The Gospel and Limits to Vocation and Engagement (Acts 19:17-20)
Acts 19:13-16 presents an odd story that leads to the repentance of “a number who had practiced magic” (Acts 19:19). They collected their magic books and burned them publicly, and Luke tells us that the value of the scrolls burned by these converts was 50,000 drachmas. This has been estimated as the equivalent to 137 years of continuous wages for a day laborer or enough bread to feed 100 families for 500 days.[24] Incorporation into the community of God’s kingdom has massive economic and vocational impact.
While we cannot be certain whether those who repented of their engagement in magic were repenting of a means of earning a living, such a costly collection of books was unlikely to have been a mere hobby. Here we see that the change in life precipitated by faith in Jesus is immediately reflected in a vocational decision—a result familiar from Luke’s Gospel. In this case, the believers found it necessary to abandon their former occupation entirely.

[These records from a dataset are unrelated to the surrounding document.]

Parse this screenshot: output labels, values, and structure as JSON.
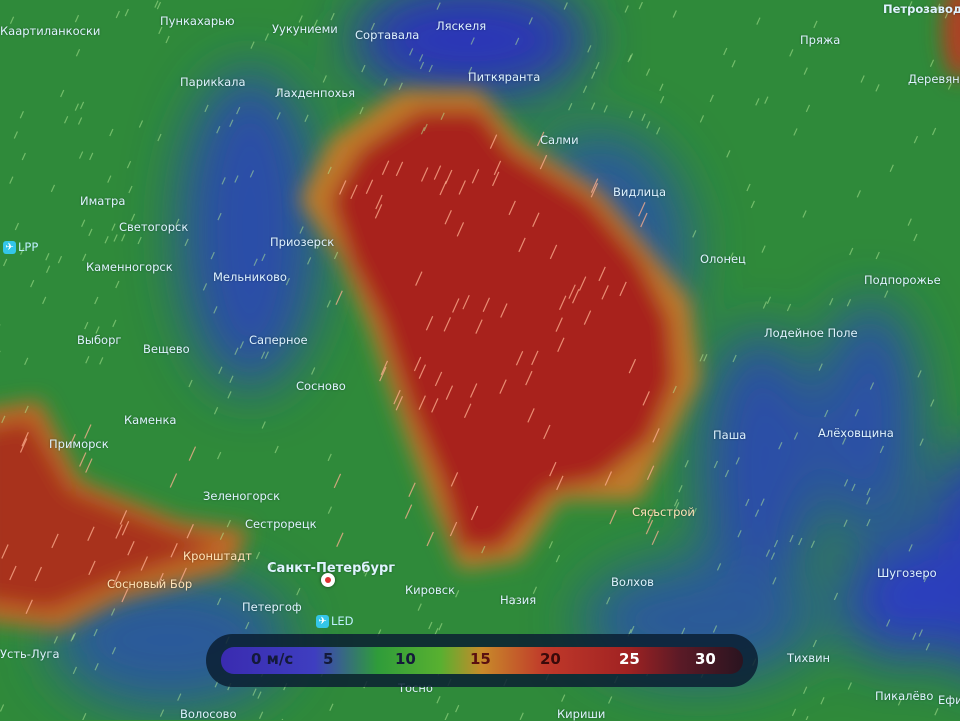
{
  "legend": {
    "unit_label": "0 м/с",
    "ticks": [
      "5",
      "10",
      "15",
      "20",
      "25",
      "30"
    ],
    "gradient_colors": [
      "#3a2bb0",
      "#2f9c3a",
      "#c88a2a",
      "#c0392a",
      "#a02222",
      "#2a1420"
    ]
  },
  "cities": {
    "kaartilankoski": "Каартиланкоски",
    "punkaharju": "Пункахарью",
    "uukuniemi": "Уукуниеми",
    "sortavala": "Сортавала",
    "lahdenpohja": "Лахденпохья",
    "parikkala": "Парикkала",
    "laskela": "Ляскеля",
    "pitkyaranta": "Питкяранта",
    "salmi": "Салми",
    "vidlitsa": "Видлица",
    "olonets": "Олонец",
    "pryazha": "Пряжа",
    "petrozavodsk": "Петрозаводск",
    "derevyannoe": "Деревянное",
    "imatra": "Иматра",
    "svetogorsk": "Светогорск",
    "priozersk": "Приозерск",
    "kamennogorsk": "Каменногорск",
    "melnikovo": "Мельниково",
    "vyborg": "Выборг",
    "veshchevo": "Вещево",
    "sapernoe": "Саперное",
    "sosnovo": "Сосново",
    "kamenka": "Каменка",
    "primorsk": "Приморск",
    "zelenogorsk": "Зеленогорск",
    "sestroretsk": "Сестрорецк",
    "kronshtadt": "Кронштадт",
    "spb": "Санкт-Петербург",
    "sosnovy_bor": "Сосновый Бор",
    "peterhof": "Петергоф",
    "kirovsk": "Кировск",
    "naziya": "Назия",
    "volkhov": "Волхов",
    "syasstroy": "Сясьстрой",
    "pasha": "Паша",
    "alekhovshchina": "Алёховщина",
    "lodeynoe_pole": "Лодейное Поле",
    "podporozhye": "Подпорожье",
    "shugozero": "Шугозеро",
    "tikhvin": "Тихвин",
    "pikalevo": "Пикалёво",
    "efimovsky": "Ефи",
    "ust_luga": "Усть-Луга",
    "volosovo": "Волосово",
    "kirishi": "Кириши",
    "tosno": "Тосно"
  },
  "airports": {
    "lpp": "LPP",
    "led": "LED"
  },
  "colors": {
    "calm": "#3a2bb0",
    "moderate": "#2f9c3a",
    "strong": "#a02222"
  }
}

In many other cases, it is possible to remain in a vocation but necessary to practice it in a different way. For example, imagine that a salesperson has built a business selling unnecessary insurance to senior citizens. He or she would have to cease that practice, but could continue in the profession of selling insurance sales by switching to a product line that is beneficial for those who buy it. The commissions might be less (or not), but the profession has plenty of room for legitimate success and lots of ethical participants.
A much more difficult situation occurs in professions that could be done legitimately, but in which illicit practices are so thoroughly entrenched that it is difficult to compete without violating biblical principles. Many civil servants in high-corruption nations face this dilemma. It might be possible to be an honest building inspector, but very difficult to do if your official pay is $10 a week and your supervisor demands a $100 a month fee to let you keep your job. A Christian in that situation faces a difficult choice. If all the honest people leave the profession, so much the worse for the public. But if it is difficult or impossible to make a living honestly in the profession, how can a Christian remain there? This is something Luke discusses in Luke 3:9, when John the Baptist counsels soldiers and tax collectors to remain in their jobs but to cease the extortion and fraud practiced by most of their profession. (See "Luke 3:1-14" in Luke and Work at www.theologyofwork.org for more on this passage.)
Darrell Bock, Baker Exegetical Commentary on the New Testament: Acts (Grand Rapids: Baker, 2007), 605.